Wright was thinking about his graduation this Spring and realized the magnitude of what it meant for him to be a Black man getting a master’s degree. He wanted to share what that success looked like on social media through a campaign called “Black Men in Hoods.” Allen said he liked the idea, but wanted to highlight the experiences of women and non-binary folks as well, which is how they settled on #BlackandHooded.

Wright and Allen aimed to flip the idea of what Blackness looked like on a mainstream level and contrast it with images that they saw in their daily lives at school. While they are using this platform to uplift the excellence they’re capable of, they also know that this privilege does not set them above any other Black person in the eyes of society.

“When I have this hoodie on, you’re not going to see my master’s degree — people see what they want to see,” Wright told CASSIUS. “But when I put on my [master’s] hood for my graduation, it contradicts the negative connotations that would typically define me.”

We can wear hoodies, and be seen as thugs, but we’re still achieving academically and in our communities.

Another hope they have for the campaign is to inspire young Black students to pursue higher education. According to the National Center for Educational Statistics, only 21.4 percent of black students who began their undergraduate degrees in 2008 graduated.
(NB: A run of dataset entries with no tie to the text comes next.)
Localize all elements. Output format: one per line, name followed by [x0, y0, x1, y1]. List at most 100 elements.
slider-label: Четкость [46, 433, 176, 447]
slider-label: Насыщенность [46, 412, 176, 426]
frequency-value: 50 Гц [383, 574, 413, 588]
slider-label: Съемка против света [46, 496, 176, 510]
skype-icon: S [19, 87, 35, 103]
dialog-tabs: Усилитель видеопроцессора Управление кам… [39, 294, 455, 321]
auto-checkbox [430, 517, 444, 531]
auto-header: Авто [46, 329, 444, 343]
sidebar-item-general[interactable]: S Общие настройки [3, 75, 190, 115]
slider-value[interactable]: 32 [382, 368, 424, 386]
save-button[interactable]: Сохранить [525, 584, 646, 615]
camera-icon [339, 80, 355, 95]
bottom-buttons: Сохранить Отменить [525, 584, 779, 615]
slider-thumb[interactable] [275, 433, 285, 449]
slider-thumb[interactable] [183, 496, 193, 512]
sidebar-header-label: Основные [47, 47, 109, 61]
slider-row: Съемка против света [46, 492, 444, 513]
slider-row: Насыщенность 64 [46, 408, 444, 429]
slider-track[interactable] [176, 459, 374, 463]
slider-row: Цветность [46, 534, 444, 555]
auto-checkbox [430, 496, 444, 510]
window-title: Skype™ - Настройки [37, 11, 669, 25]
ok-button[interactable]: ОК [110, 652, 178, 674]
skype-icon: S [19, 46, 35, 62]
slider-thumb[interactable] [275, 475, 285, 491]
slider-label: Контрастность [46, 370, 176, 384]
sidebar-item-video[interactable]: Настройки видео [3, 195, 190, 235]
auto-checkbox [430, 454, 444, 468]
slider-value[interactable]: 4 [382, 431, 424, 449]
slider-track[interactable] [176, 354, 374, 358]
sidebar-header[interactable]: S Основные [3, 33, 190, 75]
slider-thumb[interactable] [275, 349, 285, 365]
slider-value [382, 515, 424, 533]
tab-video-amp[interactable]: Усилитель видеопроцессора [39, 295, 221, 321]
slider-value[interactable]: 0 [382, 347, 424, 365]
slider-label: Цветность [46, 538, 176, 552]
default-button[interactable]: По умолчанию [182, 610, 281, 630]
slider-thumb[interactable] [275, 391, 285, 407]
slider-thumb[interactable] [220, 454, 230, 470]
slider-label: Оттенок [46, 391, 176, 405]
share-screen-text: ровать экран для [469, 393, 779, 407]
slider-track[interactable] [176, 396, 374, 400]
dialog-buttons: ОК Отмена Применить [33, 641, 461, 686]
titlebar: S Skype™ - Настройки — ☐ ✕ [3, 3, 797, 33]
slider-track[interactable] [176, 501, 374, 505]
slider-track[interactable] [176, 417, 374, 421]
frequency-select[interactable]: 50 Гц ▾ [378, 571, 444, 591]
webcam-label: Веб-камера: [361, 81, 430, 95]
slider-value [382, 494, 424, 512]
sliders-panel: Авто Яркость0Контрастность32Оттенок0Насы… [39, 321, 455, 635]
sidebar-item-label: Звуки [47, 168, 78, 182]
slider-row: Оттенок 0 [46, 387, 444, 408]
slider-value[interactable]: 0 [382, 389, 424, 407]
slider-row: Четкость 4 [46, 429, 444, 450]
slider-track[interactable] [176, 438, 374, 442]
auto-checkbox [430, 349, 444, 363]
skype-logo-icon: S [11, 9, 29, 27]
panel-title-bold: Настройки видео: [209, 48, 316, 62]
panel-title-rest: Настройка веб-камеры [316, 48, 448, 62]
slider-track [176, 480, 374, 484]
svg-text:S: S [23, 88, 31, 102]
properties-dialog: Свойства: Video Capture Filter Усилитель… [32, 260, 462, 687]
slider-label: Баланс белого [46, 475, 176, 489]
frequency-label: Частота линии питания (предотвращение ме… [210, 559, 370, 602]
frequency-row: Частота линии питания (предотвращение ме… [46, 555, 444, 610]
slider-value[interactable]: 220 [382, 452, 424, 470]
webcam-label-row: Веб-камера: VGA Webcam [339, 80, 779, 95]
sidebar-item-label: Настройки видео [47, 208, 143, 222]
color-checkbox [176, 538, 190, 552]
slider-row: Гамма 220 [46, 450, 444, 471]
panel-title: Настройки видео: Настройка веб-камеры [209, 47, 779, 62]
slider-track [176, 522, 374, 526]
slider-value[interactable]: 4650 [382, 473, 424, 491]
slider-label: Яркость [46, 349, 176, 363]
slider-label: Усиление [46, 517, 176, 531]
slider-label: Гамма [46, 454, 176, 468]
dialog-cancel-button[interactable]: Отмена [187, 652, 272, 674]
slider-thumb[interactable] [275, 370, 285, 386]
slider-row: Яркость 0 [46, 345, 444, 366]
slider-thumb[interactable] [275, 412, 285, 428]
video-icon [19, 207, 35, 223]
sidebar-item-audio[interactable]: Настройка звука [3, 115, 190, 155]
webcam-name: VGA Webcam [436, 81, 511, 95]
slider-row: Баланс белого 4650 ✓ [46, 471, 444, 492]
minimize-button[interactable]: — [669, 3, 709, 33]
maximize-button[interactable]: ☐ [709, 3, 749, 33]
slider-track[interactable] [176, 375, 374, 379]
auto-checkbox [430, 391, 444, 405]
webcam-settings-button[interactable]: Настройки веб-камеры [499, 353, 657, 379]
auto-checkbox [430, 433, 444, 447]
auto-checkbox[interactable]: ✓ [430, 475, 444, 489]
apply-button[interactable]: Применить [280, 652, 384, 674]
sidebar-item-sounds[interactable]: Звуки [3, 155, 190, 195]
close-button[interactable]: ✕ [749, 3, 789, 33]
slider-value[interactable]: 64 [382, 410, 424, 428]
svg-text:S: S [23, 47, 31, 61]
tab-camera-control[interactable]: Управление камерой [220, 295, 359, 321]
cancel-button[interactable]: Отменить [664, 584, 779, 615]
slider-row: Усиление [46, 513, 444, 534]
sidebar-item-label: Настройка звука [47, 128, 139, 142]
Wright said through his work with undergraduate Black students, many of them had never seen master’s and PhD students who looked like them before. Seeing someone who looked like them was empowering, particularly when the numbers show that the amount of people of color drops every level degree you go up in.

“I think with the shifting political climate that we see with the new Trump administration and with the implementation of Betsy DeVos in the education realm, Black folks need to be seen doing really great things,” Allen agrees. “#BlackandHooded is a really great way to form that because everyone’s on social media in some capacity.”

Wright recently created a #BlackandHooded website for all the photos to live, aggregating everything from Twitter, Facebook, and Instagram to one website. They’ve also noticed people using #BrownandHooded or #QueerandHooded hashtags.

“I thought it was really powerful because even though folks might not identify as Black or Afro-descendant, they’re still finding ways to insert themselves into the conversation, which is very important,” Allen said. “I’m interested in seeing how many other variations of ‘and Hooded’ come out of this.”